Esta história se passa no interior de Minas Gerais. Para entendê-la, precisamos voltar no tempo. Mais precisamente em 5 de novembro de 2015. Nesta data, 39 milhões de metros cúbicos de rejeito vazaram após o rompimento da barragem de Fundão. Ao longo do percurso, a lama atingiu as comunidades de Bento Rodrigues e Paracatu de Baixo, em Mariana, e Gesteira, em Barra Longa. Quatro anos se passaram desde o ocorrido. Agora, as famílias atingidas vivem um recomeço.

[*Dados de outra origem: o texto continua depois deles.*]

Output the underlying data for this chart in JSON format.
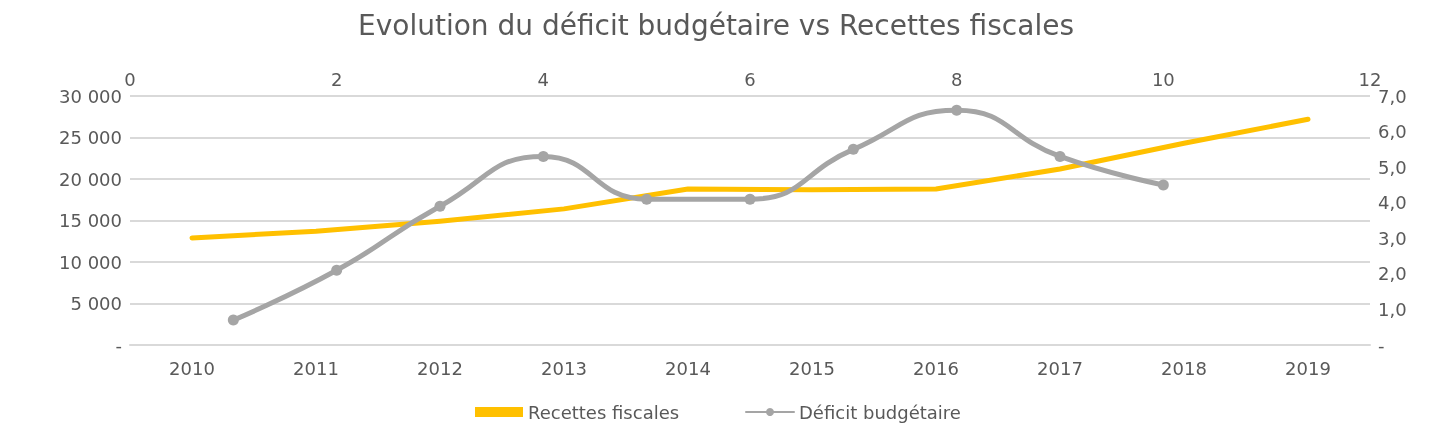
{
  "chart_data": [
    {
      "type": "line",
      "title": "Evolution du déficit budgétaire vs Recettes fiscales",
      "categories": [
        "2010",
        "2011",
        "2012",
        "2013",
        "2014",
        "2015",
        "2016",
        "2017",
        "2018",
        "2019"
      ],
      "series": [
        {
          "name": "Recettes fiscales",
          "color": "#ffc000",
          "marker": "none",
          "values": [
            12900,
            13700,
            14900,
            16400,
            18800,
            18700,
            18800,
            21200,
            24300,
            27200
          ]
        }
      ],
      "ylim": [
        0,
        30000
      ],
      "yticks": [
        {
          "value": 0,
          "label": "-"
        },
        {
          "value": 5000,
          "label": "5 000"
        },
        {
          "value": 10000,
          "label": "10 000"
        },
        {
          "value": 15000,
          "label": "15 000"
        },
        {
          "value": 20000,
          "label": "20 000"
        },
        {
          "value": 25000,
          "label": "25 000"
        },
        {
          "value": 30000,
          "label": "30 000"
        }
      ],
      "grid": "y",
      "legend": "bottom"
    },
    {
      "type": "line",
      "series": [
        {
          "name": "Déficit budgétaire",
          "color": "#a5a5a5",
          "marker": "circle",
          "x": [
            1,
            2,
            3,
            4,
            5,
            6,
            7,
            8,
            9,
            10
          ],
          "values": [
            0.7,
            2.1,
            3.9,
            5.3,
            4.1,
            4.1,
            5.5,
            6.6,
            5.3,
            4.5
          ]
        }
      ],
      "xlim": [
        0,
        12
      ],
      "xticks": [
        0,
        2,
        4,
        6,
        8,
        10,
        12
      ],
      "ylim": [
        0,
        7
      ],
      "yticks": [
        {
          "value": 0,
          "label": "-"
        },
        {
          "value": 1,
          "label": "1,0"
        },
        {
          "value": 2,
          "label": "2,0"
        },
        {
          "value": 3,
          "label": "3,0"
        },
        {
          "value": 4,
          "label": "4,0"
        },
        {
          "value": 5,
          "label": "5,0"
        },
        {
          "value": 6,
          "label": "6,0"
        },
        {
          "value": 7,
          "label": "7,0"
        }
      ],
      "legend": "bottom"
    }
  ]
}
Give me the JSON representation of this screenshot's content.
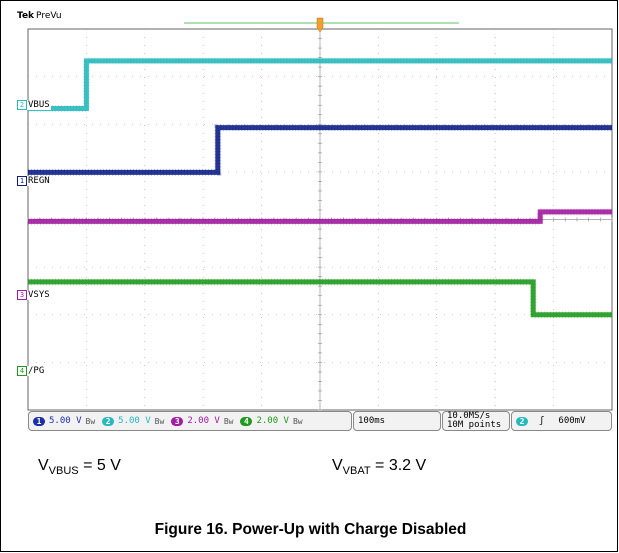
{
  "scope": {
    "brand": "Tek",
    "mode": "PreVu"
  },
  "chart_data": {
    "type": "line",
    "title": "Figure 16. Power-Up with Charge Disabled",
    "x_unit": "div",
    "x_range": [
      0,
      10
    ],
    "y_range_div": [
      -4,
      4
    ],
    "grid": true,
    "horizontal_divisions": 10,
    "vertical_divisions": 8,
    "series": [
      {
        "name": "VBUS",
        "channel": "2",
        "color": "#27b9bd",
        "volts_per_div": "5.00 V",
        "ground_div": 2.33,
        "points": [
          [
            0,
            2.33
          ],
          [
            1.0,
            2.33
          ],
          [
            1.0,
            3.33
          ],
          [
            10,
            3.33
          ]
        ]
      },
      {
        "name": "REGN",
        "channel": "1",
        "color": "#0f1f87",
        "volts_per_div": "5.00 V",
        "ground_div": 0.99,
        "points": [
          [
            0,
            0.99
          ],
          [
            3.25,
            0.99
          ],
          [
            3.25,
            1.93
          ],
          [
            10,
            1.93
          ]
        ]
      },
      {
        "name": "VSYS",
        "channel": "3",
        "color": "#a01ca0",
        "volts_per_div": "2.00 V",
        "ground_div": -1.75,
        "points": [
          [
            0,
            -0.04
          ],
          [
            8.77,
            -0.04
          ],
          [
            8.77,
            0.16
          ],
          [
            10,
            0.16
          ]
        ]
      },
      {
        "name": "/PG",
        "channel": "4",
        "color": "#1f9a1f",
        "volts_per_div": "2.00 V",
        "ground_div": -3.31,
        "points": [
          [
            0,
            -1.31
          ],
          [
            8.65,
            -1.31
          ],
          [
            8.65,
            -2.0
          ],
          [
            10,
            -2.0
          ]
        ]
      }
    ]
  },
  "status_bar": {
    "channels": [
      {
        "num": "1",
        "value": "5.00 V",
        "bw": "Bw",
        "color": "#1d2fa8"
      },
      {
        "num": "2",
        "value": "5.00 V",
        "bw": "Bw",
        "color": "#27b9bd"
      },
      {
        "num": "3",
        "value": "2.00 V",
        "bw": "Bw",
        "color": "#a01ca0"
      },
      {
        "num": "4",
        "value": "2.00 V",
        "bw": "Bw",
        "color": "#1f9a1f"
      }
    ],
    "timebase": "100ms",
    "sample_rate": "10.0MS/s",
    "record_length": "10M points",
    "trigger_channel": "2",
    "trigger_slope": "ʃ",
    "trigger_level": "600mV"
  },
  "captions": {
    "vbus_prefix": "V",
    "vbus_sub": "VBUS",
    "vbus_value": " = 5 V",
    "vbat_prefix": "V",
    "vbat_sub": "VBAT",
    "vbat_value": " = 3.2 V"
  }
}
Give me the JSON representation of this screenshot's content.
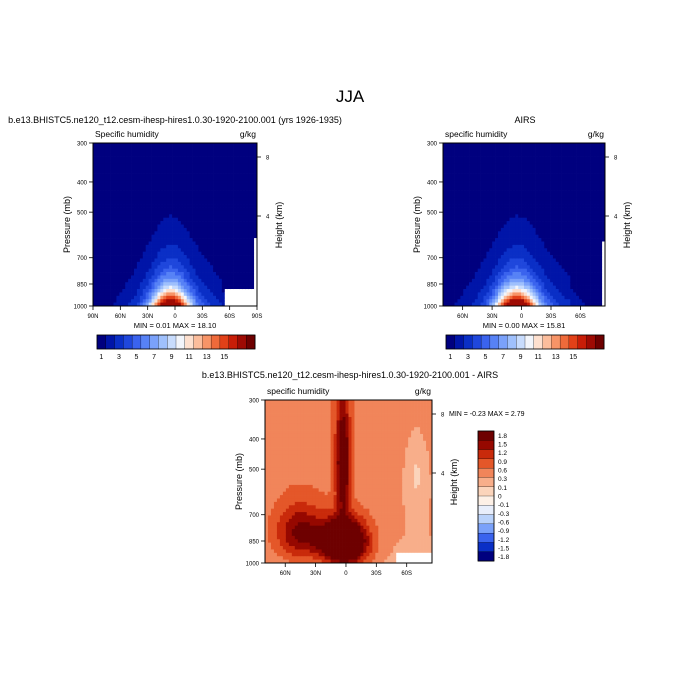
{
  "figure_title": "JJA",
  "colors": {
    "sequential": [
      "#00007f",
      "#0015a8",
      "#0a2fc6",
      "#1f47dc",
      "#3a63ee",
      "#5782f6",
      "#7aa1fa",
      "#9fc0fc",
      "#c8dcfd",
      "#f2f5fb",
      "#fde0cf",
      "#fbbd9c",
      "#f79467",
      "#ef6a3a",
      "#e24118",
      "#c81d07",
      "#9e0a03",
      "#6e0000"
    ],
    "difference": [
      "#00007f",
      "#0a2fc6",
      "#3a63ee",
      "#7aa1fa",
      "#b9d2fb",
      "#e8eefb",
      "#fdf0e6",
      "#fbd4bb",
      "#f8ae8a",
      "#f1855a",
      "#e45729",
      "#c92a0b",
      "#960800",
      "#6e0000"
    ]
  },
  "chart_data": [
    {
      "type": "heatmap",
      "title": "b.e13.BHISTC5.ne120_t12.cesm-ihesp-hires1.0.30-1920-2100.001 (yrs 1926-1935)",
      "subtitle_left": "Specific humidity",
      "subtitle_right": "g/kg",
      "xlabel": "",
      "ylabel": "Pressure (mb)",
      "y2label": "Height (km)",
      "x_ticks": [
        "90N",
        "60N",
        "30N",
        "0",
        "30S",
        "60S",
        "90S"
      ],
      "y_ticks": [
        "300",
        "400",
        "500",
        "700",
        "850",
        "1000"
      ],
      "y2_ticks": [
        "8",
        "4"
      ],
      "xlim": [
        90,
        -90
      ],
      "ylim": [
        1000,
        300
      ],
      "y_scale": "log",
      "min_max_text": "MIN =   0.01  MAX =  18.10",
      "levels": [
        1,
        2,
        3,
        4,
        5,
        6,
        7,
        8,
        9,
        10,
        11,
        12,
        13,
        14,
        15,
        16
      ],
      "colorbar_labels": [
        "1",
        "3",
        "5",
        "7",
        "9",
        "11",
        "13",
        "15"
      ],
      "peak": {
        "lat": 5,
        "pressure": 1000,
        "value": 18.1
      },
      "missing": [
        {
          "lat_from": -55,
          "lat_to": -90,
          "p_from": 880,
          "p_to": 1000
        },
        {
          "lat_from": -88,
          "lat_to": -90,
          "p_from": 610,
          "p_to": 880
        }
      ],
      "colorbar": "horizontal"
    },
    {
      "type": "heatmap",
      "title": "AIRS",
      "subtitle_left": "specific humidity",
      "subtitle_right": "g/kg",
      "xlabel": "",
      "ylabel": "Pressure (mb)",
      "y2label": "Height (km)",
      "x_ticks": [
        "60N",
        "30N",
        "0",
        "30S",
        "60S"
      ],
      "y_ticks": [
        "300",
        "400",
        "500",
        "700",
        "850",
        "1000"
      ],
      "y2_ticks": [
        "8",
        "4"
      ],
      "xlim": [
        80,
        -85
      ],
      "ylim": [
        1000,
        300
      ],
      "y_scale": "log",
      "min_max_text": "MIN =   0.00  MAX =  15.81",
      "levels": [
        1,
        2,
        3,
        4,
        5,
        6,
        7,
        8,
        9,
        10,
        11,
        12,
        13,
        14,
        15,
        16
      ],
      "colorbar_labels": [
        "1",
        "3",
        "5",
        "7",
        "9",
        "11",
        "13",
        "15"
      ],
      "peak": {
        "lat": 5,
        "pressure": 1000,
        "value": 15.81
      },
      "missing": [
        {
          "lat_from": -82,
          "lat_to": -85,
          "p_from": 620,
          "p_to": 1000
        }
      ],
      "colorbar": "horizontal"
    },
    {
      "type": "heatmap",
      "title": "b.e13.BHISTC5.ne120_t12.cesm-ihesp-hires1.0.30-1920-2100.001 - AIRS",
      "subtitle_left": "specific humidity",
      "subtitle_right": "g/kg",
      "xlabel": "",
      "ylabel": "Pressure (mb)",
      "y2label": "Height (km)",
      "x_ticks": [
        "60N",
        "30N",
        "0",
        "30S",
        "60S"
      ],
      "y_ticks": [
        "300",
        "400",
        "500",
        "700",
        "850",
        "1000"
      ],
      "y2_ticks": [
        "8",
        "4"
      ],
      "xlim": [
        80,
        -85
      ],
      "ylim": [
        1000,
        300
      ],
      "y_scale": "log",
      "min_max_text": "MIN =  -0.23  MAX =   2.79",
      "levels": [
        -1.8,
        -1.5,
        -1.2,
        -0.9,
        -0.6,
        -0.3,
        -0.1,
        0,
        0.1,
        0.3,
        0.6,
        0.9,
        1.2,
        1.5,
        1.8
      ],
      "colorbar_labels": [
        "1.8",
        "1.5",
        "1.2",
        "0.9",
        "0.6",
        "0.3",
        "0.1",
        "0",
        "-0.1",
        "-0.3",
        "-0.6",
        "-0.9",
        "-1.2",
        "-1.5",
        "-1.8"
      ],
      "peak": {
        "lat": 0,
        "pressure": 860,
        "value": 2.79
      },
      "missing": [
        {
          "lat_from": -50,
          "lat_to": -85,
          "p_from": 920,
          "p_to": 1000
        }
      ],
      "colorbar": "vertical"
    }
  ]
}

“É o início de um sentimento de muita alegria, né? Agora a alegria será maior quando cada um tiver a sua chave na mão, entrando pra dormir, pra levantar no outro dia. Este vai ser o melhor sentimento da vida”, diz o morador José do Nascimento Jesus.

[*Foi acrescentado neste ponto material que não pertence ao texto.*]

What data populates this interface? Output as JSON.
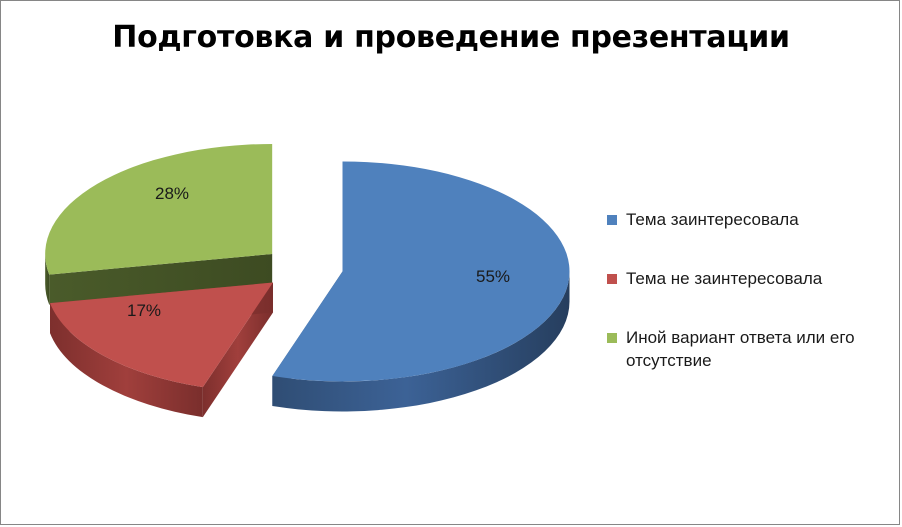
{
  "chart_data": {
    "type": "pie",
    "title": "Подготовка и проведение презентации",
    "categories": [
      "Тема заинтересовала",
      "Тема не заинтересовала",
      "Иной вариант ответа или его отсутствие"
    ],
    "values": [
      55,
      17,
      28
    ],
    "data_labels": [
      "55%",
      "17%",
      "28%"
    ],
    "colors": [
      "#4f81bd",
      "#c0504d",
      "#9bbb59"
    ],
    "legend_position": "right",
    "style": "3d-exploded"
  }
}
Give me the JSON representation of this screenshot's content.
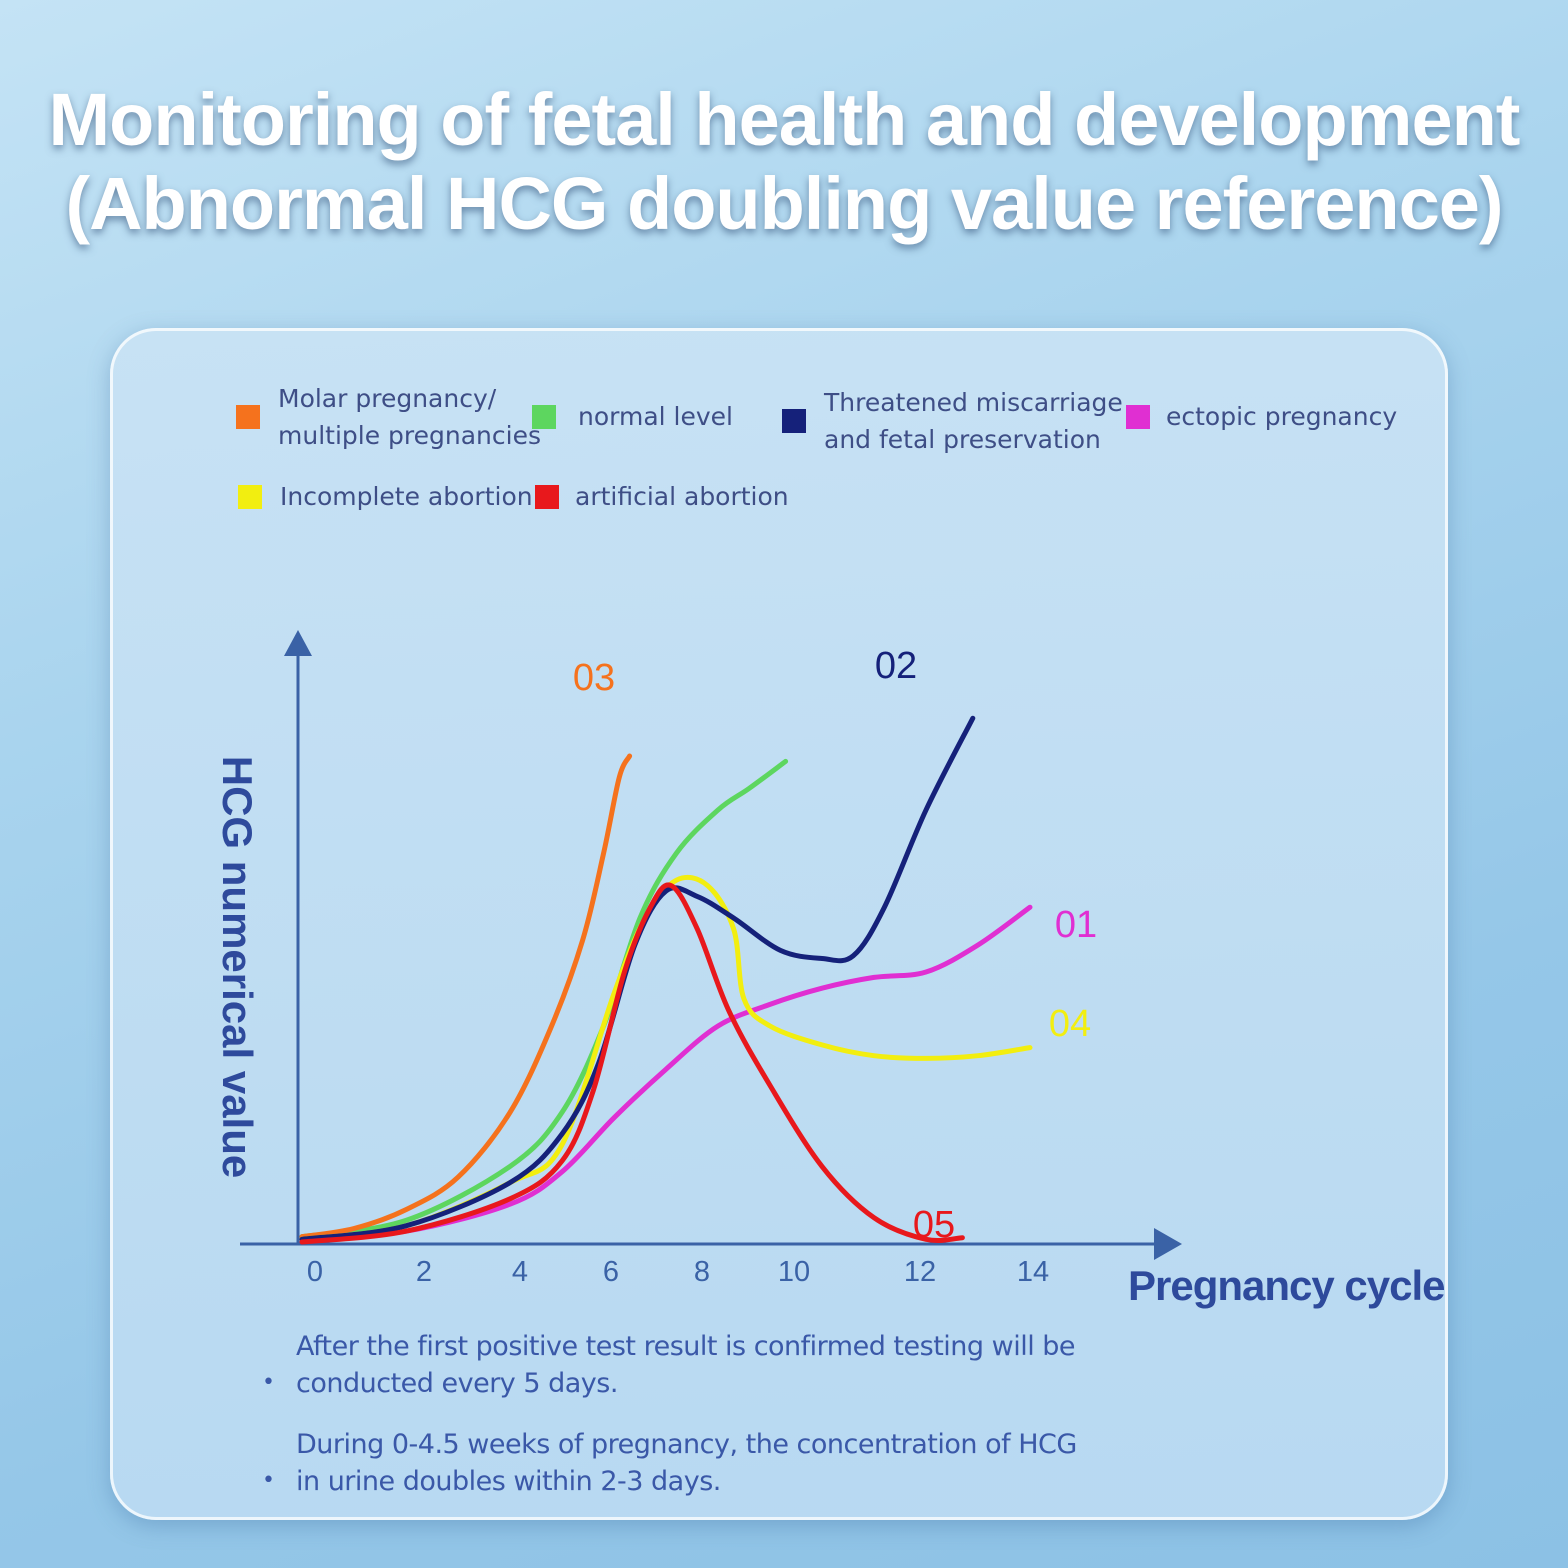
{
  "title": {
    "line1": "Monitoring of fetal health and development",
    "line2": "(Abnormal HCG doubling value reference)"
  },
  "legend": [
    {
      "label_line1": "Molar pregnancy/",
      "label_line2": "multiple pregnancies",
      "color": "#f5721d"
    },
    {
      "label_line1": "normal level",
      "label_line2": "",
      "color": "#5dd65f"
    },
    {
      "label_line1": "Threatened miscarriage",
      "label_line2": "and fetal preservation",
      "color": "#15217a"
    },
    {
      "label_line1": "ectopic pregnancy",
      "label_line2": "",
      "color": "#e02fd2"
    },
    {
      "label_line1": "Incomplete abortion",
      "label_line2": "",
      "color": "#f2ee10"
    },
    {
      "label_line1": "artificial abortion",
      "label_line2": "",
      "color": "#e8181c"
    }
  ],
  "chart_data": {
    "type": "line",
    "xlabel": "Pregnancy cycle",
    "ylabel": "HCG numerical value",
    "x_ticks": [
      "0",
      "2",
      "4",
      "6",
      "8",
      "10",
      "12",
      "14"
    ],
    "xlim": [
      0,
      14
    ],
    "ylim": [
      0,
      100
    ],
    "grid": false,
    "y_tick_labels_shown": false,
    "series": [
      {
        "name": "01",
        "legend_ref": "ectopic pregnancy",
        "color": "#e02fd2",
        "points": [
          [
            0,
            0.5
          ],
          [
            2,
            2
          ],
          [
            4,
            7
          ],
          [
            5,
            13
          ],
          [
            6,
            23
          ],
          [
            7,
            32
          ],
          [
            8,
            40
          ],
          [
            9,
            44
          ],
          [
            10,
            47
          ],
          [
            11,
            49
          ],
          [
            12,
            50
          ],
          [
            13,
            55
          ],
          [
            14,
            62
          ]
        ]
      },
      {
        "name": "02",
        "legend_ref": "Threatened miscarriage and fetal preservation",
        "color": "#15217a",
        "points": [
          [
            0,
            0.5
          ],
          [
            2,
            3
          ],
          [
            4,
            11
          ],
          [
            5,
            20
          ],
          [
            5.7,
            33
          ],
          [
            6.4,
            55
          ],
          [
            7,
            65
          ],
          [
            7.6,
            64
          ],
          [
            8.3,
            60
          ],
          [
            9.2,
            54
          ],
          [
            10,
            52.5
          ],
          [
            10.6,
            53
          ],
          [
            11.2,
            62
          ],
          [
            12,
            80
          ],
          [
            12.9,
            97
          ]
        ]
      },
      {
        "name": "03",
        "legend_ref": "Molar pregnancy/multiple pregnancies",
        "color": "#f5721d",
        "points": [
          [
            0,
            1
          ],
          [
            1,
            2.5
          ],
          [
            2,
            6
          ],
          [
            3,
            12
          ],
          [
            4,
            24
          ],
          [
            4.8,
            40
          ],
          [
            5.4,
            56
          ],
          [
            5.8,
            72
          ],
          [
            6.1,
            86
          ],
          [
            6.3,
            90
          ]
        ]
      },
      {
        "name": "04",
        "legend_ref": "Incomplete abortion",
        "color": "#f2ee10",
        "points": [
          [
            0,
            0.5
          ],
          [
            2,
            3
          ],
          [
            4,
            11
          ],
          [
            5,
            18
          ],
          [
            6,
            46
          ],
          [
            6.6,
            60
          ],
          [
            7.2,
            67
          ],
          [
            7.8,
            66
          ],
          [
            8.3,
            58
          ],
          [
            8.5,
            45
          ],
          [
            9,
            40
          ],
          [
            10,
            36.5
          ],
          [
            11,
            34.5
          ],
          [
            12,
            34
          ],
          [
            13,
            34.5
          ],
          [
            14,
            36
          ]
        ]
      },
      {
        "name": "05",
        "legend_ref": "artificial abortion",
        "color": "#e8181c",
        "points": [
          [
            0,
            0
          ],
          [
            2,
            2
          ],
          [
            4,
            8
          ],
          [
            5,
            15
          ],
          [
            5.6,
            28
          ],
          [
            6.2,
            50
          ],
          [
            6.7,
            62
          ],
          [
            7.1,
            66
          ],
          [
            7.6,
            58
          ],
          [
            8.2,
            43
          ],
          [
            9,
            29
          ],
          [
            10,
            14
          ],
          [
            11,
            4.5
          ],
          [
            12,
            0.5
          ],
          [
            12.7,
            0.8
          ]
        ]
      },
      {
        "name": "",
        "legend_ref": "normal level",
        "color": "#5dd65f",
        "points": [
          [
            0,
            1
          ],
          [
            2,
            4
          ],
          [
            4,
            14
          ],
          [
            5,
            24
          ],
          [
            5.8,
            40
          ],
          [
            6.5,
            60
          ],
          [
            7.2,
            72
          ],
          [
            8,
            80
          ],
          [
            8.6,
            84
          ],
          [
            9.3,
            89
          ]
        ]
      }
    ]
  },
  "notes": [
    "After the first positive test result is confirmed testing will be conducted every 5 days.",
    "During 0-4.5 weeks of pregnancy, the concentration of HCG in urine doubles within 2-3 days."
  ]
}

Mais conhecido como ‘Zezinho do Bento’, ele morava no distrito de Bento Rodrigues atingido pelos rejeitos e, hoje, acompanha o renascimento do local onde sempre viveu.


José do Nascimento de Jesus, mais conhecido como ‘Zezinho do Bento’, fala sobre a expectativa de morar no reassentamento Bento Rodrigues.
Foto: Diego Luís

“Hoje, um mora longe do outro. A gente voltando para aqui a gente vai ver um ao outro na alegria na tristeza é um sonho realizado. – prevê o morador”, destaca.

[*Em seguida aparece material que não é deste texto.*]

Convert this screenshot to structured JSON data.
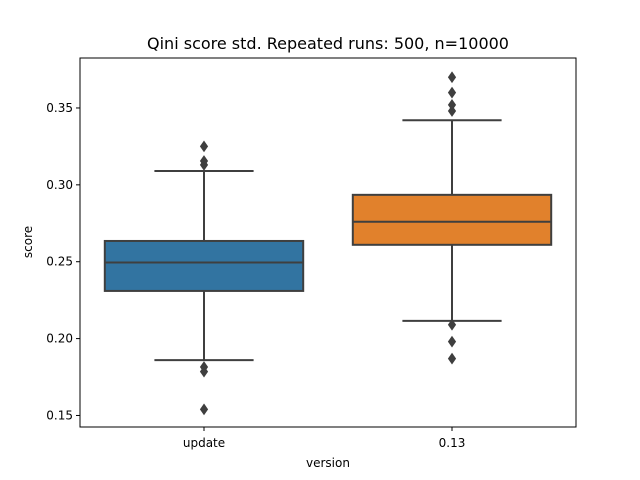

As obras são conduzidas pela Fundação Renova – criada para reparar e compensar os danos provocados pelo desastre. Neste processo de reassentamento, a comunidade teve “voz” e “vez” na construção.

Para chegar a esta etapa do projeto do reassentamento de Bento Rodrigues foi preciso desenvolver estudos, aprovar projetos, escolher o terreno, planejar a urbanização, definir como seriam as casas e aguardar a validação da prefeitura.

“A comunidade participou em duas etapas do projeto: uma delas na localização dos equipamentos ao longo da área, assim como era antes, e também no desenvolvimento dos programas: como seria a escola, o posto de saúde”, ressalta Alfredo Zanon, especialista em Projetos e Obras da Fundação Renova.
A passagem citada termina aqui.